An article from Trust Pilot on consumer dependence on reviews states that “89% of global consumers check online reviews as part of their online buying journey”. If shoppers will cull through reviews for Target and Amazon purchases, how much more in-depth will they look through reviews for their child’s education?

Does this mean schools should put energy into curating perfect 5-star reviews? Yes! And no. Recent findings show that 53% of global consumers want a “realistic mix of positive and negative reviews”.

While it’s disheartening for a school to have negative reviews, it’s an opportunity to learn, grow, and respond to achieve future success as a school community. When it comes to prompting parents for reviews, choose your moment wisely and make it as easy as possible for them.

Heather Burchfield at The Peck School shared on a recent Q&A that they’ve systematized the process by asking each year’s graduating 8th-grade families after a specific closing ceremony. Not only that, but she includes step-by-step instructions to guide them through each review site.

Heather Burchfield
Director of Strategic Communications & Marketing

The Peck School

It’s a great time to hit them up every year with an email saying, ‘Hey, we’re so sad your family’s leaving our school. We’d really love for you to share your experience. Here [are] three websites where we welcome or really would appreciate you to leave a review. 

While you’re thinking up ways to expand your content so the elusive, online researching parents can get a sense of your school, consider diversifying your events to create a lower barrier of entry for them to see it in person.

  • Add in “Small Group Tours” that can sound less intimidating than both a big programmed event like Open House or a personal tour where they’ll be in the spotlight and asked a million questions.
  • Do you offer daytime and evening options for tours? While nothing compares to experiencing your school in action with students present, some parents can’t fit it into their day. Consider adding an evening tour that starts before a big performance or athletic event on campus.
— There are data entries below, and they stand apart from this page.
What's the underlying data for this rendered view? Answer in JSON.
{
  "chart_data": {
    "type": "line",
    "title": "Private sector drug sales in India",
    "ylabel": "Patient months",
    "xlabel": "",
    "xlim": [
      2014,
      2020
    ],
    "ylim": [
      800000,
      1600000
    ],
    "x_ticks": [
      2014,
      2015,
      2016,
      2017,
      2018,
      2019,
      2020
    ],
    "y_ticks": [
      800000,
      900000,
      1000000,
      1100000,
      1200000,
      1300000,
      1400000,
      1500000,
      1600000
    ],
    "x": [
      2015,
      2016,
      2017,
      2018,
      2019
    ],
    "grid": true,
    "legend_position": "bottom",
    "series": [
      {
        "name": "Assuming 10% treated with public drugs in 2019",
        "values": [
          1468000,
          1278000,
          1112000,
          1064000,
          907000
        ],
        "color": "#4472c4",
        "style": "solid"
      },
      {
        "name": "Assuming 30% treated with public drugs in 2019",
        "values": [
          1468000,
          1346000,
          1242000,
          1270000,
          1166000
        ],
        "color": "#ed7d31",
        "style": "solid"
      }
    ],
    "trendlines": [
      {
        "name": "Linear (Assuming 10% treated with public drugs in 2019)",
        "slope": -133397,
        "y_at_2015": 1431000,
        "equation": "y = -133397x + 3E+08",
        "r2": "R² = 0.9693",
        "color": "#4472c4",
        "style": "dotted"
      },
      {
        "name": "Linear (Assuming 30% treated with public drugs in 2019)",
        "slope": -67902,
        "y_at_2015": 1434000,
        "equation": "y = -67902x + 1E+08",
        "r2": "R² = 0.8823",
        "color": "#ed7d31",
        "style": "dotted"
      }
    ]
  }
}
Incorporate the event as part of the tour and/or invite student leaders or parent ambassadors to participate in the tour in some way. Pro Tip: If your school has campus lights or sprinklers set on a timer, be sure to adjust those accordingly. 
  • Consider adding a “Preview Day” or “Sip & See” for prospective families to witness your school in action. These low-pressure formats can create a sense of spectatorship versus the sales-oriented feeling Open Houses can have.

In summary, parents are creating a need for an admissions strategy pivot. Schools should focus on quality, storytelling content, authentic social proof, and low-pressure events on campus. If prospective families are deeply researching your school before making themselves known, you want to ensure they have plenty to analyze. By providing informative, engaging content, reviews, and various events, you’ll be well on your way to attracting and connecting with these well-researched parents, even if they skip a step or two in the traditional admissions funnel.